The Intercampus Shuttle, which connects the Morningside campus with the Medical Center, Manhattanville buildings, and Harlem Hospital Center was also restructured—and students can now see where the individual buses are at any point in time.

Those shuttle buses will now adhere to a fixed schedule and will run more frequently, due to the addition of a third shuttle bus. A new vendor was chosen because it has a smartphone app available that allows users to check where buses are in real time. Pagan said he hopes the tracking system can help students account for bad-weather delays.

The number of departures has already increased to 302 per day, compared to 254 departures per day last semester, according to Honey Sue Fishman, executive director of student center operations.

That’s a big contrast, Pagan said, from the previous service which was “stop and go” and had “no rhythm to it.”

Fishman said that the revamping of the system was part of a larger review of shuttle buses that addressed other issues, such as how many students don’t even know where to find the shuttles.

University Senator Mi Wang led the push for reform of the Intercampus Shuttle to help students engaged in interdisciplinary studies.

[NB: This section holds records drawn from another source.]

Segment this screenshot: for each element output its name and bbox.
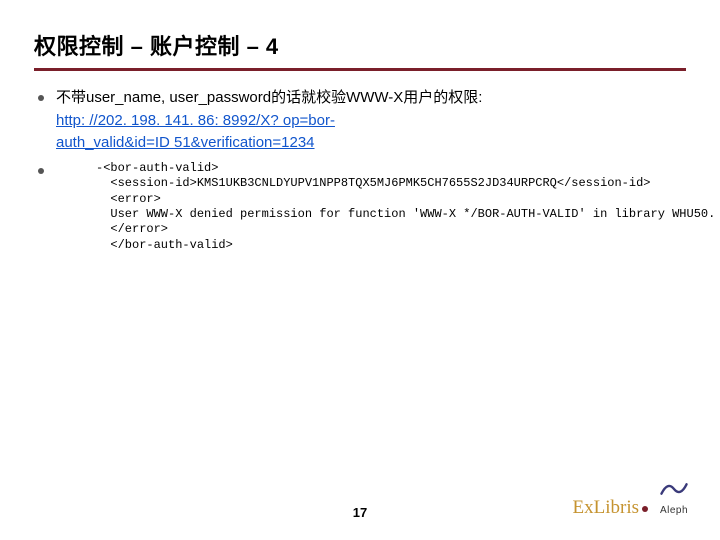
- footer: 17 ExLibris Aleph: [0, 484, 720, 524]
- bullet-1-prefix: 不带user_name, user_password的话就校验WWW-X用户的权…: [56, 89, 482, 106]
- aleph-swirl-icon: [658, 478, 690, 500]
- aleph-text: Aleph: [660, 505, 688, 516]
- slide-title: 权限控制 – 账户控制 – 4: [34, 34, 686, 71]
- link-line-2: auth_valid&id=ID 51&verification=1234: [56, 134, 315, 151]
- bullet-item-2: -<bor-auth-valid> <session-id>KMS1UKB3CN…: [34, 161, 686, 253]
- exlibris-dot-icon: [642, 506, 648, 512]
- exlibris-text: ExLibris: [573, 497, 640, 518]
- bullet-item-1: 不带user_name, user_password的话就校验WWW-X用户的权…: [34, 87, 686, 155]
- link-line-1: http: //202. 198. 141. 86: 8992/X? op=bo…: [56, 112, 335, 129]
- slide-body: 不带user_name, user_password的话就校验WWW-X用户的权…: [34, 87, 686, 253]
- brand-block: ExLibris Aleph: [573, 478, 691, 518]
- aleph-logo-block: Aleph: [658, 478, 690, 518]
- bullet-1-link[interactable]: http: //202. 198. 141. 86: 8992/X? op=bo…: [56, 110, 335, 155]
- page-number: 17: [353, 505, 367, 520]
- bullet-list: 不带user_name, user_password的话就校验WWW-X用户的权…: [34, 87, 686, 253]
- exlibris-logo: ExLibris: [573, 498, 649, 518]
- slide: 权限控制 – 账户控制 – 4 不带user_name, user_passwo…: [0, 0, 720, 540]
- xml-response-block: -<bor-auth-valid> <session-id>KMS1UKB3CN…: [96, 161, 686, 253]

“We realize academic research works in a different way, it’s only natural people ask for an enhanced intercampus system,” she said.

Many students sad they were indifferent to the changes to the Morningside shuttles, since they rarely left a small area surrounding campus. But Apoorv Agarwal, GSAS ’12, said the new routes would have made his life much easier when he lived 15 minutes away from campus, near Central Park. He said he often felt unsafe making the walk back home late at night—he even got roughed up during one trip—and so he would frequently call for a shuttle.

“It was unpredictable, it would come half an hour late or something,” Agarwal said. “Now I could come home around the [scheduled] times.”